Alternatively you could remove the placement constraint by switching away from host networking if that is viable for your service.

Updating an AWS ECS Service

I have a service running on AWS EC2 Container Service (ECS). My setup is a relatively simple one. It operates with a single task definition and the following details:
Desired capacity set at 2
Minimum healthy set at 50%
Maximum available set at 200%
Tasks run with 80% CPU and memory reservations
Initially, I am able to get the necessary EC2 instances registered to the cluster that holds the service without a problem. The associated task then starts running on the two instances. As expected – given the CPU and memory reservations – the tasks take up almost the entirety of the EC2 instances' resources.
Sometimes, I want the task to use a new version of the application it is running. In order to make this happen, I create a revision of the task, de-register the previous revision, and then update the service. Note that I have set the minimum healthy percentage to require 2 * 0.50 = 1 instance running at all times and the maximum healthy percentage to permit up to 2 * 2.00 = 4 instances running.
Accordingly, I expected 1 of the de-registered task instances to be drained and taken offline so that 1 instance of the new revision of the task could be brought online. Then the process would repeat itself, bringing the deployment to a successful state.
Unfortunately, the cluster does nothing. In the events log, it tells me that it cannot place the new tasks, even though the process I have described above would permit it to do so.

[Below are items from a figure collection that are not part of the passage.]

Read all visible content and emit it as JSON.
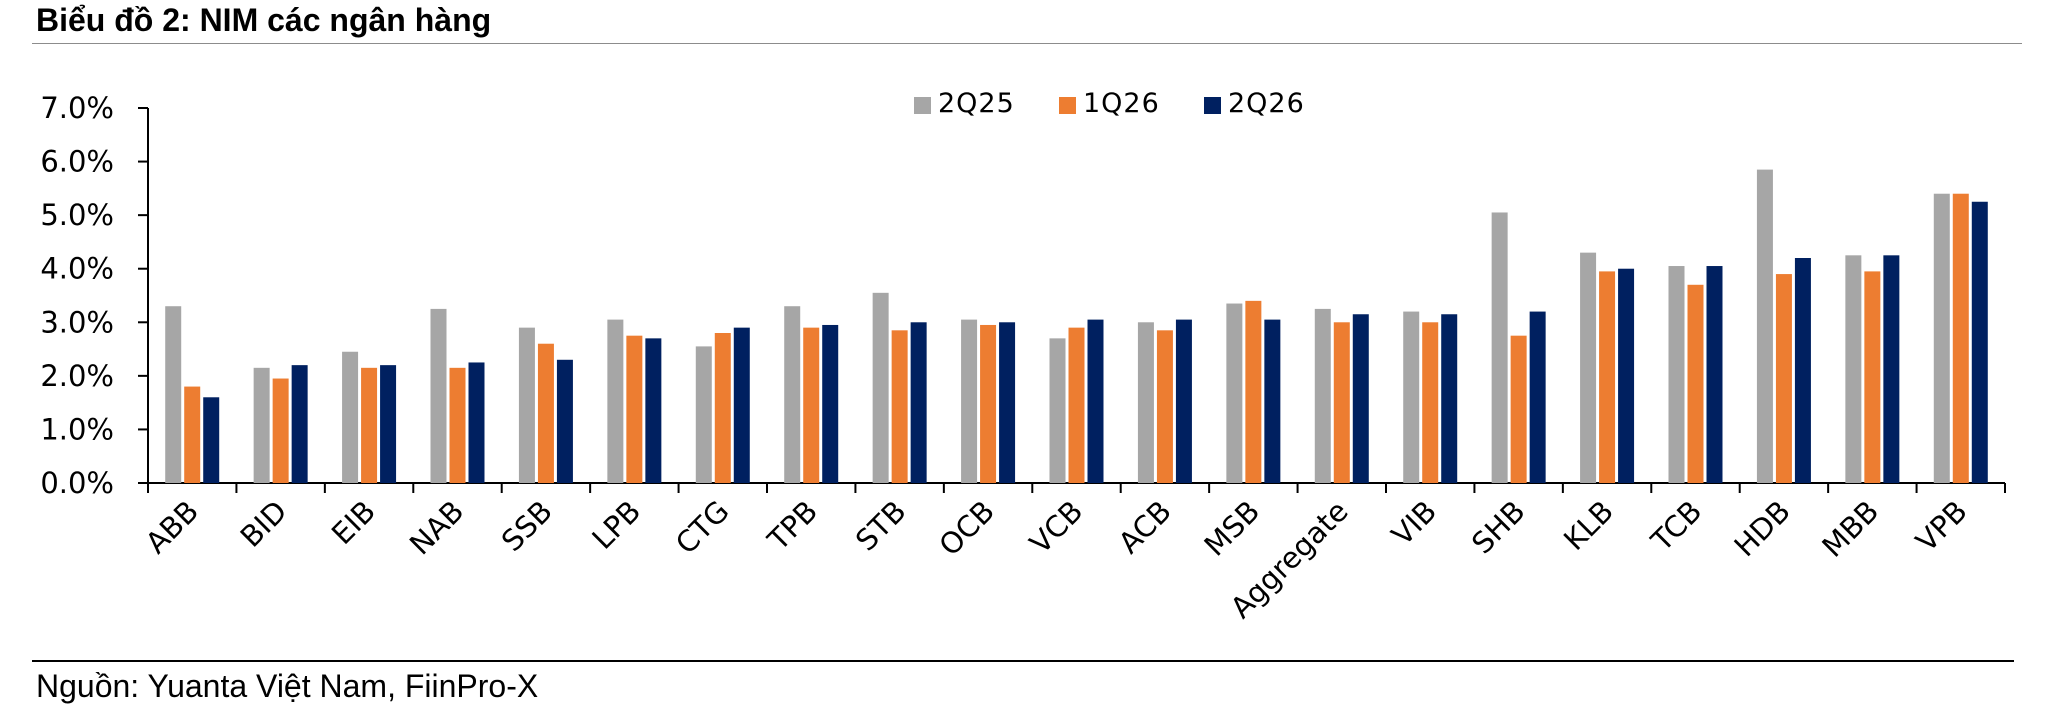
{
  "header": {
    "title": "Biểu đồ 2:  NIM các ngân hàng"
  },
  "footer": {
    "source": "Nguồn: Yuanta Việt Nam, FiinPro-X"
  },
  "colors": {
    "2Q25": "#a6a6a6",
    "1Q26": "#ed7d31",
    "2Q26": "#002060"
  },
  "chart_data": {
    "type": "bar",
    "title": "NIM các ngân hàng",
    "xlabel": "",
    "ylabel": "",
    "ylim": [
      0,
      7
    ],
    "yticks": [
      "0.0%",
      "1.0%",
      "2.0%",
      "3.0%",
      "4.0%",
      "5.0%",
      "6.0%",
      "7.0%"
    ],
    "grid": false,
    "legend_position": "top-center",
    "categories": [
      "ABB",
      "BID",
      "EIB",
      "NAB",
      "SSB",
      "LPB",
      "CTG",
      "TPB",
      "STB",
      "OCB",
      "VCB",
      "ACB",
      "MSB",
      "Aggregate",
      "VIB",
      "SHB",
      "KLB",
      "TCB",
      "HDB",
      "MBB",
      "VPB"
    ],
    "series": [
      {
        "name": "2Q25",
        "color": "#a6a6a6",
        "values": [
          3.3,
          2.15,
          2.45,
          3.25,
          2.9,
          3.05,
          2.55,
          3.3,
          3.55,
          3.05,
          2.7,
          3.0,
          3.35,
          3.25,
          3.2,
          5.05,
          4.3,
          4.05,
          5.85,
          4.25,
          5.4
        ]
      },
      {
        "name": "1Q26",
        "color": "#ed7d31",
        "values": [
          1.8,
          1.95,
          2.15,
          2.15,
          2.6,
          2.75,
          2.8,
          2.9,
          2.85,
          2.95,
          2.9,
          2.85,
          3.4,
          3.0,
          3.0,
          2.75,
          3.95,
          3.7,
          3.9,
          3.95,
          5.4
        ]
      },
      {
        "name": "2Q26",
        "color": "#002060",
        "values": [
          1.6,
          2.2,
          2.2,
          2.25,
          2.3,
          2.7,
          2.9,
          2.95,
          3.0,
          3.0,
          3.05,
          3.05,
          3.05,
          3.15,
          3.15,
          3.2,
          4.0,
          4.05,
          4.2,
          4.25,
          5.25
        ]
      }
    ]
  }
}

How can I get the cluster to perform the behavior that I am expecting? I have only been able to get it to do so when I manually register another EC2 instance to the cluster and then tear it down after the update is complete (which is not desirable).

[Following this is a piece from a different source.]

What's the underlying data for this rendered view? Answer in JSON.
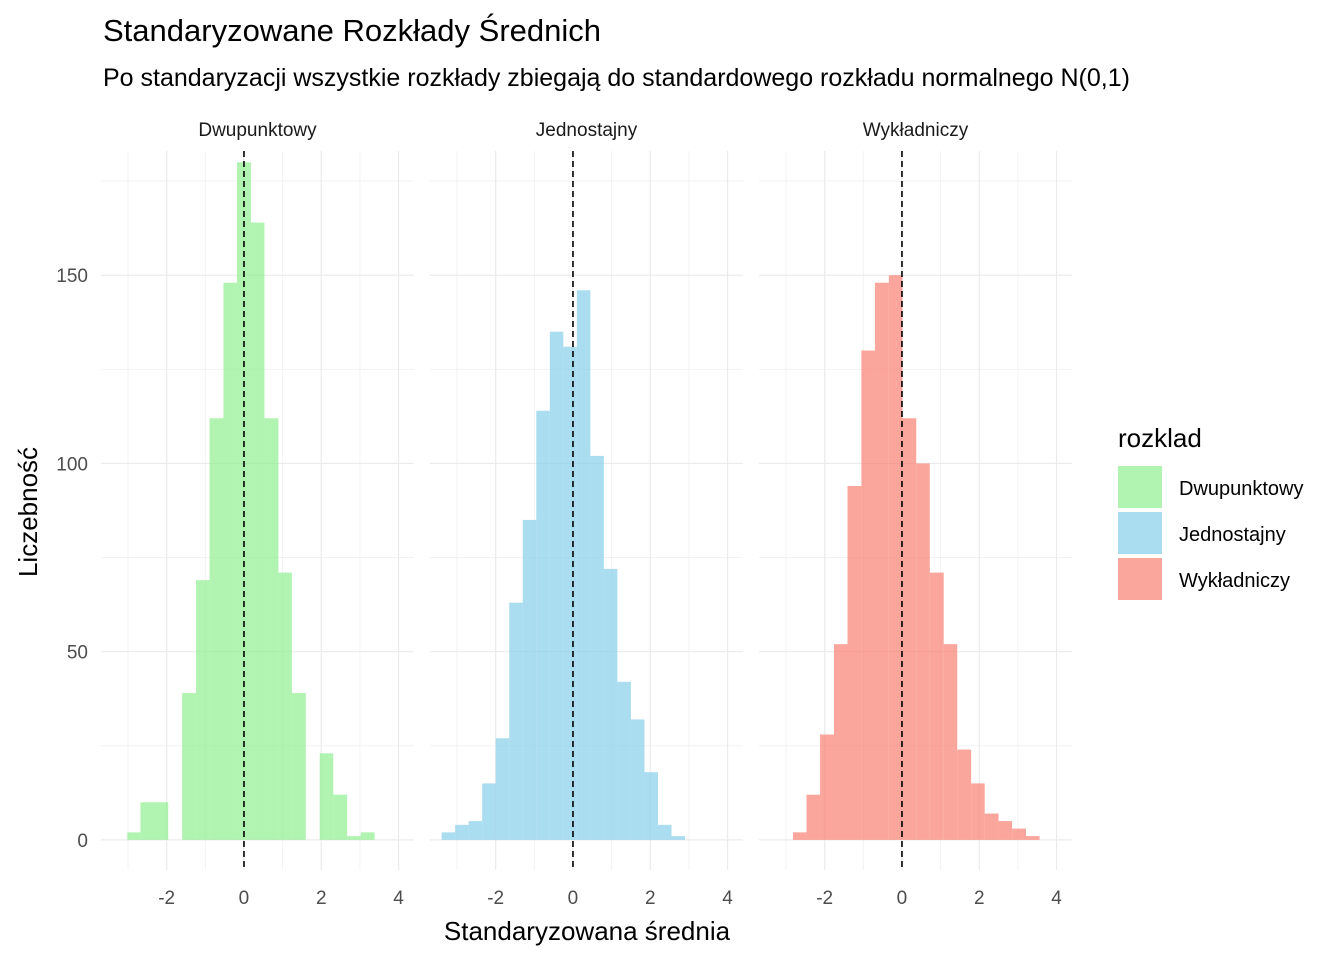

I have faced the same issue where the tasks used to get stuck and had no space to place them. Below snippet from AWS doc on updating a service helped me to make the below decision.
If your service has a desired number of four tasks and a maximum
percent value of 200%, the scheduler may start four new tasks before
stopping the four older tasks (provided that the cluster resources
required to do this are available). The default value for maximum
percent is 200%.
We should have the cluster resources available / container instances available to have the new tasks get started so they can start and the older one can drain.
These are the things i do
Before doing a service update add like 20% capacity to your cluster. You can use the ASG (Autoscaling group) commandline and from the desired capacity add 20% to your cluster. This way you will have some additional instance during deployment.
Once you have the instance the new tasks will start spinning up quickly and the older one will start draining.
But does this mean i will have extra container instances ?
Yes, during the deployment you will add some instances but as the older tasks drain they will hang around. The way to remove them is
Create a MemoryReservationLow alarm (~70% threshold in your case) for like 25 mins (longer duration to be sure that we have over commissioned). As the reservation will go low once you have those extra server not being used they can be removed.
I have seen this before. If your port mapping is attempting to map a static host port to the container within the task, you need more cluster instances.
Also this could be because there is not enough available memory to meet the memory (soft or hard) limit requested by the container within the task.